How to store text correctly?

Hi there,

I’m new to Go and want to write an very simple tool. So, at least I thought it would be simple.

All the program should do is save some text (which I type into the command line) to a textfile. This works so far, but I have a couple of issues. Here is the code:

package main

import (
	"bufio"
	"fmt"
	"io/ioutil"
	"os"

	aurora "github.com/logrusorgru/aurora"
)

func save(text *[]byte) error {
	filename := "data/test.txt"

	return ioutil.WriteFile(filename, *text, 0600)
}

func main() {
	var input string
	var b []byte
	scanner := bufio.NewScanner(os.Stdin)

	for {
		fmt.Print(aurora.Magenta(">> "))
		scanner.Scan()
		input = scanner.Text()

		if input == "fin" {
			err := save(&b)
			if err != nil {
				fmt.Println(err.Error())
			}
			return
		}

		b = append(b[:], scanner.Bytes()...)
		b = append(b[:], []byte("\n")...)
	}
}

As said it works so far. It saves the file. When I open the file in Visual Studio Code it shows up as I expected. But when I open it in editor.exe the newlines are gone and everything is in one line. When I open it in Notepad, the newlines are there but umlauts don’t show up correctly.
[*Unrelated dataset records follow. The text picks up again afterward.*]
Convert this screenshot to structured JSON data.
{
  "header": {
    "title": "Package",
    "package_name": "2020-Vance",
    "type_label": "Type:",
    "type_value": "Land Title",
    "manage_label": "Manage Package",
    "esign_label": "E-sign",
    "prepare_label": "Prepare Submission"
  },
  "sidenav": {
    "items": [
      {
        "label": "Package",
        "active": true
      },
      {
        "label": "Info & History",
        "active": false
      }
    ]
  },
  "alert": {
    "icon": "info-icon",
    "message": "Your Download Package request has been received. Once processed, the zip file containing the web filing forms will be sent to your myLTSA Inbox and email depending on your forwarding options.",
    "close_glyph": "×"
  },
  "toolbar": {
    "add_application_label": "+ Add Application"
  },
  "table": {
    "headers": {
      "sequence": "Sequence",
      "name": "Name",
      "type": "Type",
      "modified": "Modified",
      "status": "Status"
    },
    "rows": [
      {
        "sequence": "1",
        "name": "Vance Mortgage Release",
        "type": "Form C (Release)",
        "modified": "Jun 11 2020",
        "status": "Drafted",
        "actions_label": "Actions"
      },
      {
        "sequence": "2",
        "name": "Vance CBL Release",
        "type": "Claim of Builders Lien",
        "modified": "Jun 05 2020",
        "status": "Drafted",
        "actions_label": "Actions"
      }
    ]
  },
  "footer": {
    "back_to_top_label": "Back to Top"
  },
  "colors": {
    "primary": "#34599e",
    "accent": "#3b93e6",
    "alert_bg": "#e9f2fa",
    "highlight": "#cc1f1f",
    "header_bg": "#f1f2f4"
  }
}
I do not know anything about character encoding so this is very confusing for me. Is there a way to save textfiles in a way so every text editor can show those files correctly?
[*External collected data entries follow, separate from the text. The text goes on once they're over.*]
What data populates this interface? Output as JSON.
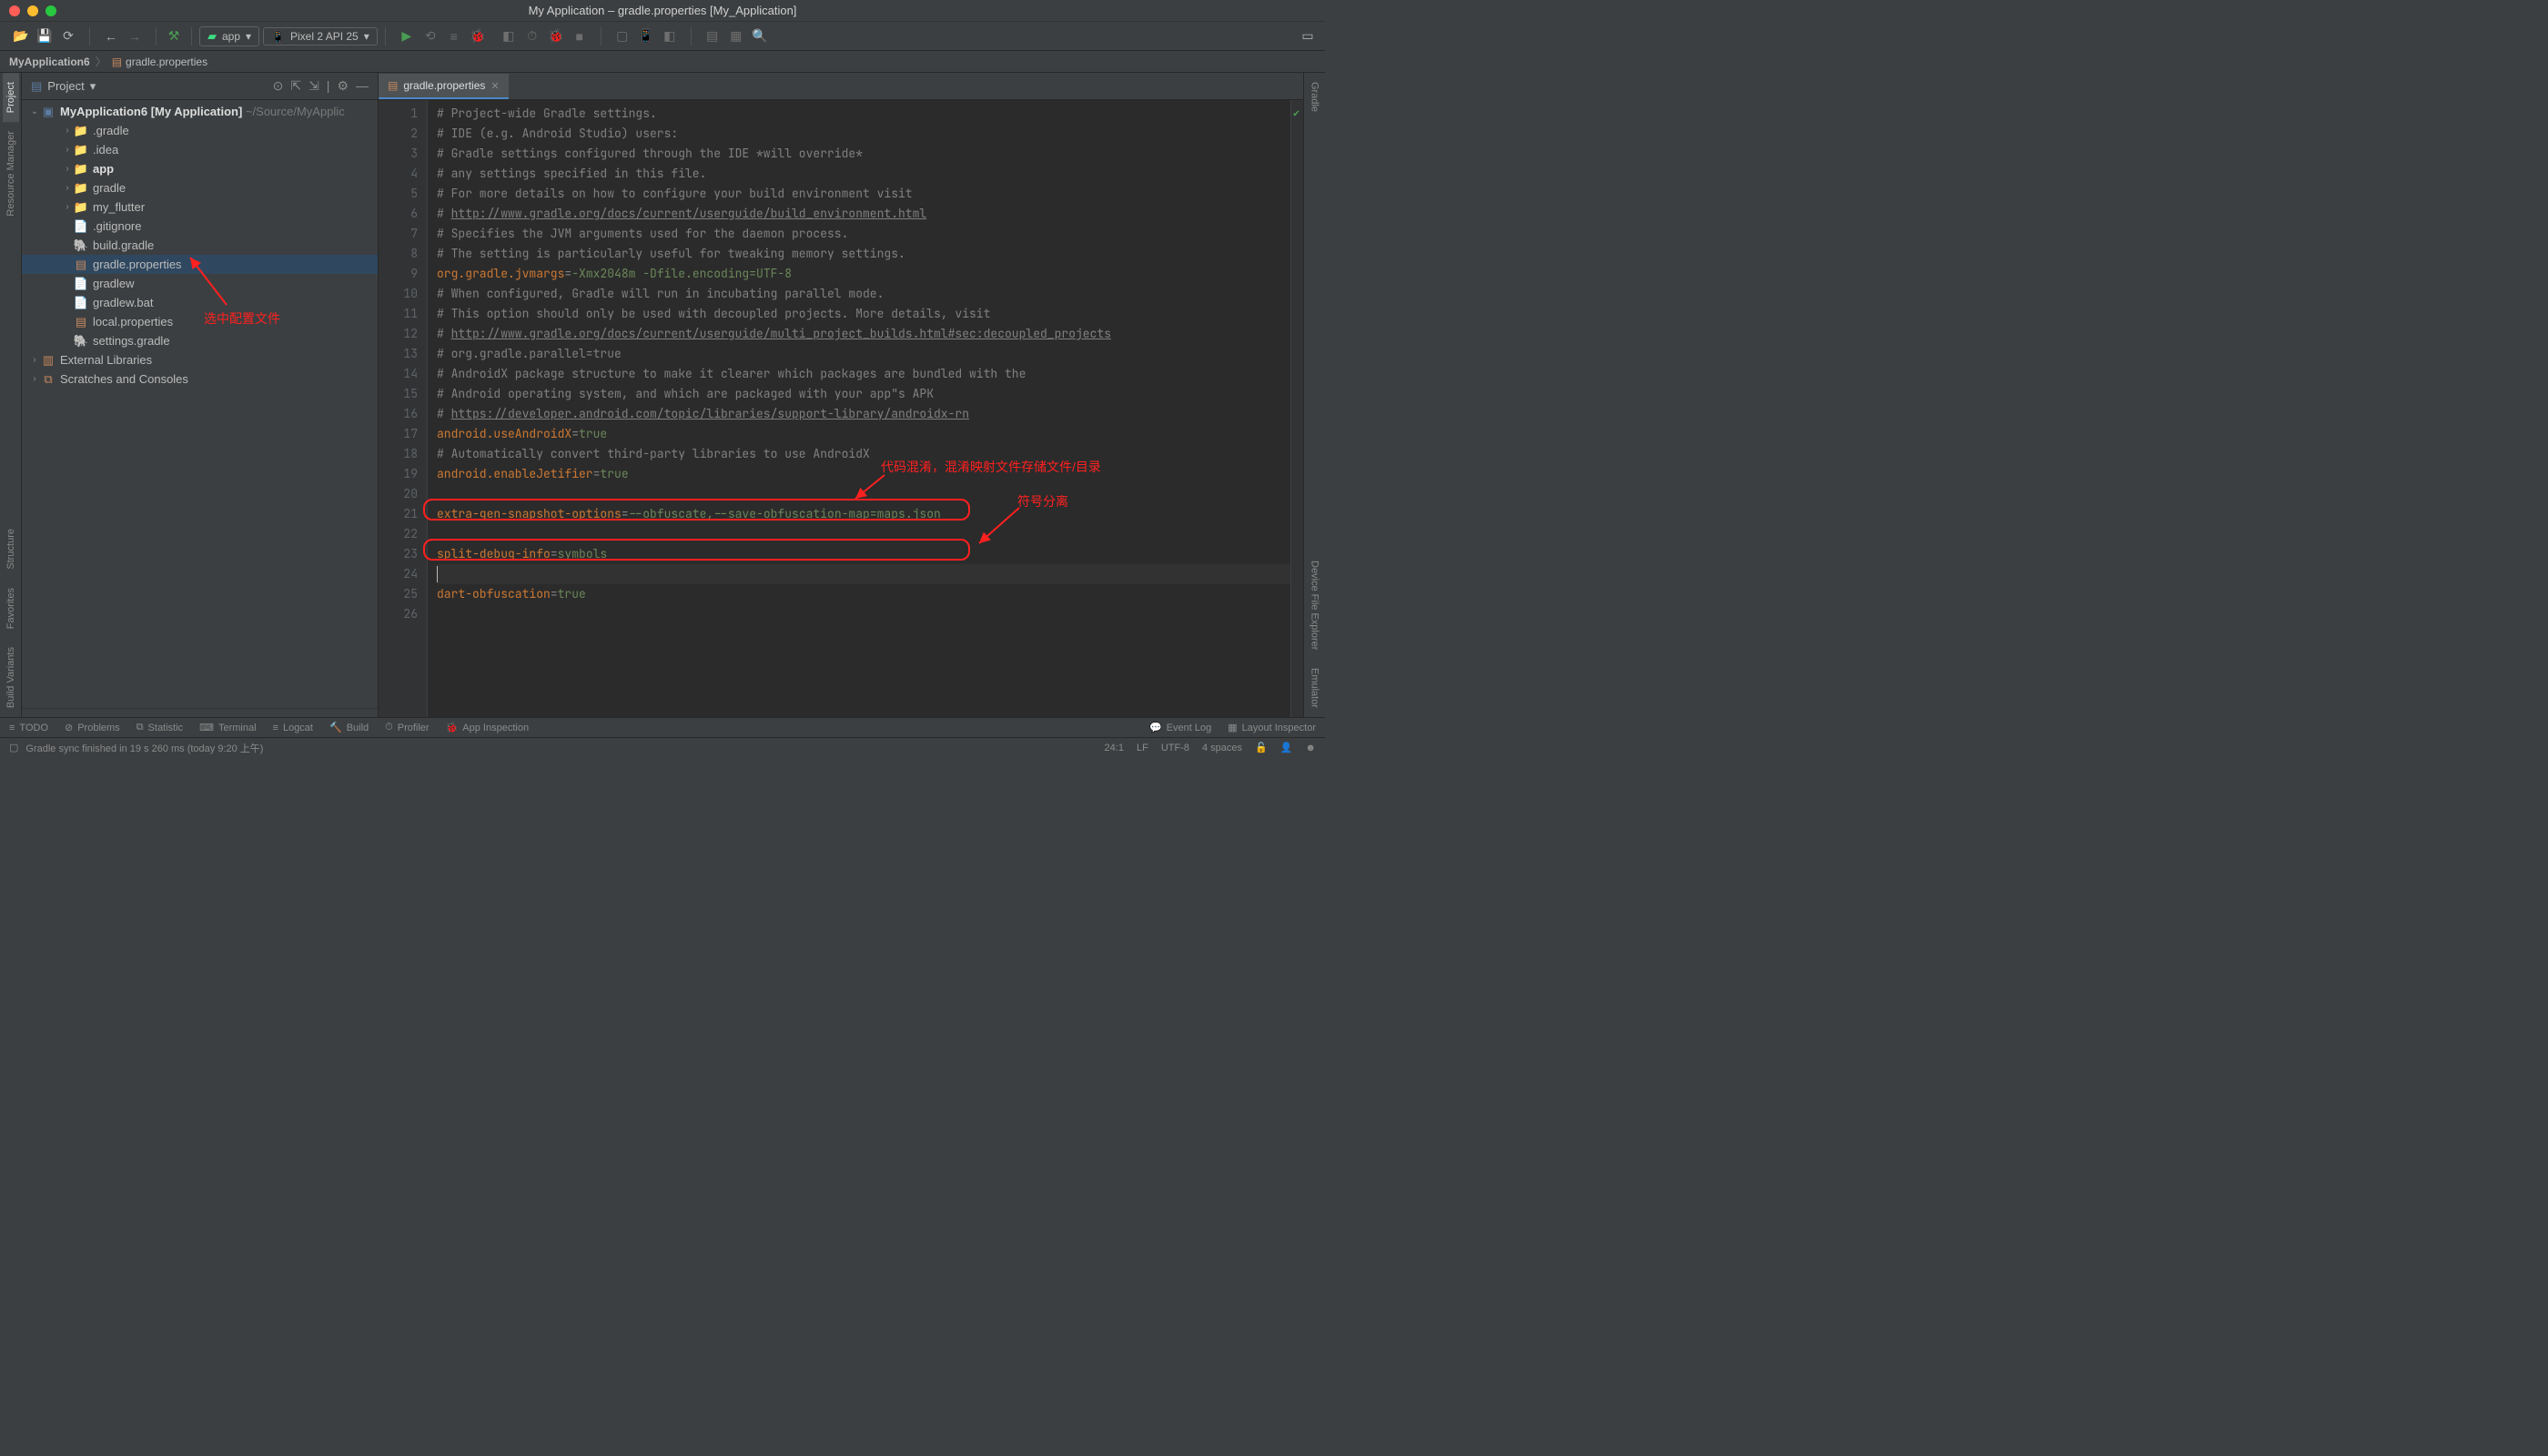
{
  "window": {
    "title": "My Application – gradle.properties [My_Application]"
  },
  "toolbar": {
    "config_app": "app",
    "device": "Pixel 2 API 25"
  },
  "breadcrumb": {
    "root": "MyApplication6",
    "file": "gradle.properties"
  },
  "projectPanel": {
    "title": "Project",
    "tree": {
      "root": {
        "name": "MyApplication6",
        "suffix": " [My Application]",
        "path": "~/Source/MyApplic"
      },
      "items": [
        {
          "name": ".gradle",
          "icon": "folder-orange",
          "indent": 1,
          "arrow": "›"
        },
        {
          "name": ".idea",
          "icon": "folder-grey",
          "indent": 1,
          "arrow": "›"
        },
        {
          "name": "app",
          "icon": "folder-blue",
          "indent": 1,
          "arrow": "›",
          "bold": true
        },
        {
          "name": "gradle",
          "icon": "folder-grey",
          "indent": 1,
          "arrow": "›"
        },
        {
          "name": "my_flutter",
          "icon": "folder-grey",
          "indent": 1,
          "arrow": "›"
        },
        {
          "name": ".gitignore",
          "icon": "file",
          "indent": 1
        },
        {
          "name": "build.gradle",
          "icon": "gradle",
          "indent": 1
        },
        {
          "name": "gradle.properties",
          "icon": "props",
          "indent": 1,
          "selected": true
        },
        {
          "name": "gradlew",
          "icon": "file-purple",
          "indent": 1
        },
        {
          "name": "gradlew.bat",
          "icon": "file",
          "indent": 1
        },
        {
          "name": "local.properties",
          "icon": "props",
          "indent": 1
        },
        {
          "name": "settings.gradle",
          "icon": "gradle",
          "indent": 1
        }
      ],
      "externals": "External Libraries",
      "scratches": "Scratches and Consoles"
    }
  },
  "editor": {
    "tab_label": "gradle.properties",
    "lines": [
      {
        "n": 1,
        "t": "comment",
        "text": "# Project-wide Gradle settings."
      },
      {
        "n": 2,
        "t": "comment",
        "text": "# IDE (e.g. Android Studio) users:"
      },
      {
        "n": 3,
        "t": "comment",
        "text": "# Gradle settings configured through the IDE *will override*"
      },
      {
        "n": 4,
        "t": "comment",
        "text": "# any settings specified in this file."
      },
      {
        "n": 5,
        "t": "comment",
        "text": "# For more details on how to configure your build environment visit"
      },
      {
        "n": 6,
        "t": "commentlink",
        "pre": "# ",
        "link": "http://www.gradle.org/docs/current/userguide/build_environment.html"
      },
      {
        "n": 7,
        "t": "comment",
        "text": "# Specifies the JVM arguments used for the daemon process."
      },
      {
        "n": 8,
        "t": "comment",
        "text": "# The setting is particularly useful for tweaking memory settings."
      },
      {
        "n": 9,
        "t": "kv",
        "key": "org.gradle.jvmargs",
        "val": "-Xmx2048m -Dfile.encoding=UTF-8"
      },
      {
        "n": 10,
        "t": "comment",
        "text": "# When configured, Gradle will run in incubating parallel mode."
      },
      {
        "n": 11,
        "t": "comment",
        "text": "# This option should only be used with decoupled projects. More details, visit"
      },
      {
        "n": 12,
        "t": "commentlink",
        "pre": "# ",
        "link": "http://www.gradle.org/docs/current/userguide/multi_project_builds.html#sec:decoupled_projects"
      },
      {
        "n": 13,
        "t": "comment",
        "text": "# org.gradle.parallel=true"
      },
      {
        "n": 14,
        "t": "comment",
        "text": "# AndroidX package structure to make it clearer which packages are bundled with the"
      },
      {
        "n": 15,
        "t": "comment",
        "text": "# Android operating system, and which are packaged with your app\"s APK"
      },
      {
        "n": 16,
        "t": "commentlink",
        "pre": "# ",
        "link": "https://developer.android.com/topic/libraries/support-library/androidx-rn"
      },
      {
        "n": 17,
        "t": "kv",
        "key": "android.useAndroidX",
        "val": "true"
      },
      {
        "n": 18,
        "t": "comment",
        "text": "# Automatically convert third-party libraries to use AndroidX"
      },
      {
        "n": 19,
        "t": "kv",
        "key": "android.enableJetifier",
        "val": "true"
      },
      {
        "n": 20,
        "t": "empty"
      },
      {
        "n": 21,
        "t": "kv",
        "key": "extra-gen-snapshot-options",
        "val": "--obfuscate,--save-obfuscation-map=maps.json"
      },
      {
        "n": 22,
        "t": "empty"
      },
      {
        "n": 23,
        "t": "kv",
        "key": "split-debug-info",
        "val": "symbols"
      },
      {
        "n": 24,
        "t": "caret"
      },
      {
        "n": 25,
        "t": "kv",
        "key": "dart-obfuscation",
        "val": "true"
      },
      {
        "n": 26,
        "t": "empty"
      }
    ]
  },
  "annotations": {
    "select_config": "选中配置文件",
    "obfuscate": "代码混淆，混淆映射文件存储文件/目录",
    "split": "符号分离"
  },
  "bottom": {
    "todo": "TODO",
    "problems": "Problems",
    "statistic": "Statistic",
    "terminal": "Terminal",
    "logcat": "Logcat",
    "build": "Build",
    "profiler": "Profiler",
    "inspection": "App Inspection",
    "eventlog": "Event Log",
    "layout": "Layout Inspector"
  },
  "status": {
    "message": "Gradle sync finished in 19 s 260 ms (today 9:20 上午)",
    "pos": "24:1",
    "le": "LF",
    "enc": "UTF-8",
    "indent": "4 spaces"
  },
  "leftStrip": {
    "project": "Project",
    "resource": "Resource Manager",
    "structure": "Structure",
    "favorites": "Favorites",
    "buildvar": "Build Variants"
  },
  "rightStrip": {
    "gradle": "Gradle",
    "device": "Device File Explorer",
    "emulator": "Emulator"
  }
}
Yes, and you are doing it correctly. But those editors that you want to use to open the file need to be configurable on their input encoding. There is no way to specify the encoding of a plain-text file in itself.

Then you need to set it up to use the same encoding that is used when writing the file. It should be the same encoding as your terminal uses.

The newlines are still there, but editor.exe is not displaying them. editor.exe does need windows line endings to actually show a linebreak. Windows Line endings are "\r\n".

I do probably know not much more than you, but as a rule of thumb:

If encodings differ, output will as well.

2 Likes

The best option is to stick with UTF-8 and Unicode as Go uses by default, and use better Windows software.

However, a lot of older Windows software will expect text files to be encoded in ISO-8859-1 (Latin 1). Here’s an article about converting character encodings:

http://technosophos.com/2016/03/09/go-quickly-converting-character-encodings.html

Some Windows software won’t handle UTF-8, and hence will also need the files to be written in UTF-16 for things like emoji to work. Here’s some info about how Go handles that:

https://ipfs.io/ipfs/QmfYeDhGH9bZzihBUDEQbCbTc5k5FZKURMUoUvfmc27BwL/encoding/utf-16_and_go.html

1 Like

You do forget that even the terminal in windows doesn’t necessarily use utf-whatever.

And reading from stdin just gives you the bytes you get from the system, there is no magic conversion into utf8.

Thanks for the help. I will just not use wordpad (like every sane person). I also replaced the \n with \r\n and it works just fine now.

thanks guys for this info!

This topic was automatically closed 90 days after the last reply. New replies are no longer allowed.